Air Force veterans discover new ways to serve at NNSS

Getty Images Hiring Our Heroes fellow Hilary Tarvin came to RSL-Nellis following a career in a ...

More than 400 veterans work at the Nevada National Security Site, and several U.S. Air Force servicemen and women have found the next step of their careers in joining the site’s Remote Sensing Laboratory, based at Nellis Air Force Base in Nevada and Joint Base Andrews in Maryland.

The NNSS is a proud partner of the U.S. Chamber of Commerce Foundation’s Hiring Our Heroes initiative, a nationwide effort to connect veterans, service members and military spouses with meaningful employment opportunities through fellowships. The NNSS also supports DoD SkillBridge, a program for service members to gain valuable civilian work experience through specific industry training, apprenticeships or internships during their last 180 days of service.

“Veterans have a great deal to offer the NNSS, including valuable nontechnical skills such as leadership, decision-making, being dependable and attention to detail,” said NNSS Talent Acquisition Senior Manager Brent Baker, a U.S. Army veteran. “However, understanding the technical and nontechnical skills veterans have developed through military training, education and on-the-job experience can be challenging because military and civilian workplace cultures and languages can seem radically different from one another.”

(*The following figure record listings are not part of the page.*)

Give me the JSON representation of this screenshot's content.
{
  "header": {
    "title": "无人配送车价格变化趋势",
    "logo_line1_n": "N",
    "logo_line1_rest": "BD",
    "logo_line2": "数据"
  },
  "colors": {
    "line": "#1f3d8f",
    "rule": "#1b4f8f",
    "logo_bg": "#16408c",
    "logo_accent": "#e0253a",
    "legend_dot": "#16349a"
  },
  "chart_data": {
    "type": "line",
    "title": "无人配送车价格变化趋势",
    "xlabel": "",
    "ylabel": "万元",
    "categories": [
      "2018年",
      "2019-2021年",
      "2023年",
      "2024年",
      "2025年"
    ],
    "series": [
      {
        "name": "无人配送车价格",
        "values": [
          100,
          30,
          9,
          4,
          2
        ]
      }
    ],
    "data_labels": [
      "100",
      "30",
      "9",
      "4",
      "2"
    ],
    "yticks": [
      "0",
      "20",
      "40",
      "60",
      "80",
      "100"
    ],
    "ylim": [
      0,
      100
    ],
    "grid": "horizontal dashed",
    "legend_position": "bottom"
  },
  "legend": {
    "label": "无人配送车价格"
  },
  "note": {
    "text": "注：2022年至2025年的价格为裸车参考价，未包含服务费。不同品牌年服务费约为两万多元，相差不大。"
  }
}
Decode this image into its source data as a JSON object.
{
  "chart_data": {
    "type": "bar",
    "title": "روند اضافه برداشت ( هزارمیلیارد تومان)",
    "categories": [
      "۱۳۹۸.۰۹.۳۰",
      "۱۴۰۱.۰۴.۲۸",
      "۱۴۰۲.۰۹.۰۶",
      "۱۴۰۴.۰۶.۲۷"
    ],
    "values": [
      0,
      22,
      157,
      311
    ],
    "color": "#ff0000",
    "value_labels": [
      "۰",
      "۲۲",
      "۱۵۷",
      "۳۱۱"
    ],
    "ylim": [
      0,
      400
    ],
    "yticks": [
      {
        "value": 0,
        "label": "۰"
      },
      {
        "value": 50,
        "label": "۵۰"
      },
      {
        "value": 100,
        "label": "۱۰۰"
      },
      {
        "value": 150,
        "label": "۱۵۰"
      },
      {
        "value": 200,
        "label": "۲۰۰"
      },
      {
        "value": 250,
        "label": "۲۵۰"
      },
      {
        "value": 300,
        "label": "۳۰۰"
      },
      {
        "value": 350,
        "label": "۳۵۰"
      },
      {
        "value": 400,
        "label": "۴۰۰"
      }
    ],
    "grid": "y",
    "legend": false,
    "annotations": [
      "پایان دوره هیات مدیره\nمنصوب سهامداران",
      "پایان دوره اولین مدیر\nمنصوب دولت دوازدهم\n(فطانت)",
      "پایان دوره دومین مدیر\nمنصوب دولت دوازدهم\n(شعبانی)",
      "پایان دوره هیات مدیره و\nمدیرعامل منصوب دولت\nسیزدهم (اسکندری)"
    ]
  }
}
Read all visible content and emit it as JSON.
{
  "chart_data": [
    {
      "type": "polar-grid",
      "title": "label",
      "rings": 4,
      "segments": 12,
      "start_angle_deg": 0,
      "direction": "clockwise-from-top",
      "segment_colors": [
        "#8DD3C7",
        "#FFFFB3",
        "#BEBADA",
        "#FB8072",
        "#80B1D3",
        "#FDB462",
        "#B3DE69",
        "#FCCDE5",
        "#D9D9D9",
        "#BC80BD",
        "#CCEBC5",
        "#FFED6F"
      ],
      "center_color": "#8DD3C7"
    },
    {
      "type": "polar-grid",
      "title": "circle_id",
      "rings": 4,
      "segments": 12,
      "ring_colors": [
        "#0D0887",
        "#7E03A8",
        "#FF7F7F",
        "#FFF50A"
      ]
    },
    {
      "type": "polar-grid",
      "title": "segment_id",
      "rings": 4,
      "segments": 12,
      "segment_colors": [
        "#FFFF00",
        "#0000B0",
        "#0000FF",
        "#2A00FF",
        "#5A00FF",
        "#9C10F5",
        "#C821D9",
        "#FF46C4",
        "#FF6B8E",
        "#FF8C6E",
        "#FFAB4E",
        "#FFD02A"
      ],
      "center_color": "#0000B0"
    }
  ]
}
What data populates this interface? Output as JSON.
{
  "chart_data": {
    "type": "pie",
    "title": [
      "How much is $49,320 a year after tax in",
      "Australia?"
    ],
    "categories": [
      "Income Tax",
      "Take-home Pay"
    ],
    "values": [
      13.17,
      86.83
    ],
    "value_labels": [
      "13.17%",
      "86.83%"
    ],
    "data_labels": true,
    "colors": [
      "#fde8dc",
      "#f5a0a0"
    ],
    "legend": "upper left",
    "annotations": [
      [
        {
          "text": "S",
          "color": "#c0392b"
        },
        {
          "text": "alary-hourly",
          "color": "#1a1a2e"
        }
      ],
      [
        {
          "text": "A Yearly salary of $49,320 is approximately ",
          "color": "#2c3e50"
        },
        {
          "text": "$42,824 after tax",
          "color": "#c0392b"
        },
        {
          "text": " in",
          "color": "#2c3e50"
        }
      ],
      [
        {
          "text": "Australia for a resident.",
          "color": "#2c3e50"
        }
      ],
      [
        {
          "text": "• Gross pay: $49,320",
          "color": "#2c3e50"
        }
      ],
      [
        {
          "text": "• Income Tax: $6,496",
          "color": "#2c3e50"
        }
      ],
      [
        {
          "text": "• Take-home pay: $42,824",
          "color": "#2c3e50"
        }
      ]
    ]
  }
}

Hiring Our Heroes fellow Hilary Tarvin came to RSL-Nellis following a career in aircraft maintenance with the U.S. Air Force, where she supported F-15, F-22 and F-35 airmen, maintenance and engineering teams in the U.S. and England. She is now with the NNSS’ applied technologies division. Her career coincidentally intercepted with the Department of Energy’s National Nuclear Security Administration once before as a U.S. Air Force Academy instructor teaching nuclear weapons chemistry, which involved NNSA’s Lawrence Livermore National Laboratory, Los Alamos National Laboratory and Sandia National Laboratories.

“I loved it and thought wow, I want to keep serving our nation, and I have enjoyed the work I’ve done before with the DOE,” Tarvin said. “I’m not serving the nation in the Air Force anymore, but I’m serving the nation with the DOE. In a lot of ways, it’s really similar with meeting with customers and figuring out resources to meet requirements, facilities, security and field management. You’re figuring out those resources and bringing them all together.

“The safety aspect, working around high hazards and adhering to OSHA and risk management, is very similar to the Air Force. It’s just a different set of hazards.”

Sean Hutchison, with a U.S. Air Force career spanning more than 20 years in information technology program management across the globe, also had an instance of happenstance that introduced him to working at the NNSS. Last year, he coordinated a trip to the National Atomic Testing Museum – featuring much of the site’s extensive history – with his squadron. Now, he is working with the NNSS’ Emergency Communications Network team at RSL-Nellis through Hiring Our Heroes.

“I think some may dismiss these kinds of opportunities for not being that in-depth, but they are,” Hutchison said. “For people who are exploring the NNSS as an as option, I would do a lot of research into the background and history of the organization because it gives perspective into the scope of what the NNSS is responsible for.”

Veteran Kevin James joined the NNSS’ nuclear response division as a business specialist this summer following a 28-year career in the U.S. Air Force that included eight deployments to the Middle East and 11 moves worldwide. Most recently, James was a support squadron chief master sergeant who oversaw more than 900 Air Force members in 11 directorates at Nellis Air Force Base.

“Coming from DoD to DOE missions feel the same,” James said. “I think it is service to our nation. There’s purpose and a sense of community. Some struggle to walk into another position. Veterans or retirees, we all tend to miss the community we came from and sense of belonging. It translates perfectly over to the NNSS.”

Similarly, Tarvin says she has found a surprising number of ways the NNSS enables her to stay connected to her U.S. Air Force roots.

“I absolutely encourage veterans to look into the DOE and NNSS,” she said. “We’ve got a lot of the technical and leadership skills that translate well and have security clearances that enable us to jump straight into work. All of those things have made this a fantastic lateral transfer. It’s nice to be connected still. We’re not disconnected from the national defense world, it’s the flipped side of the coin.”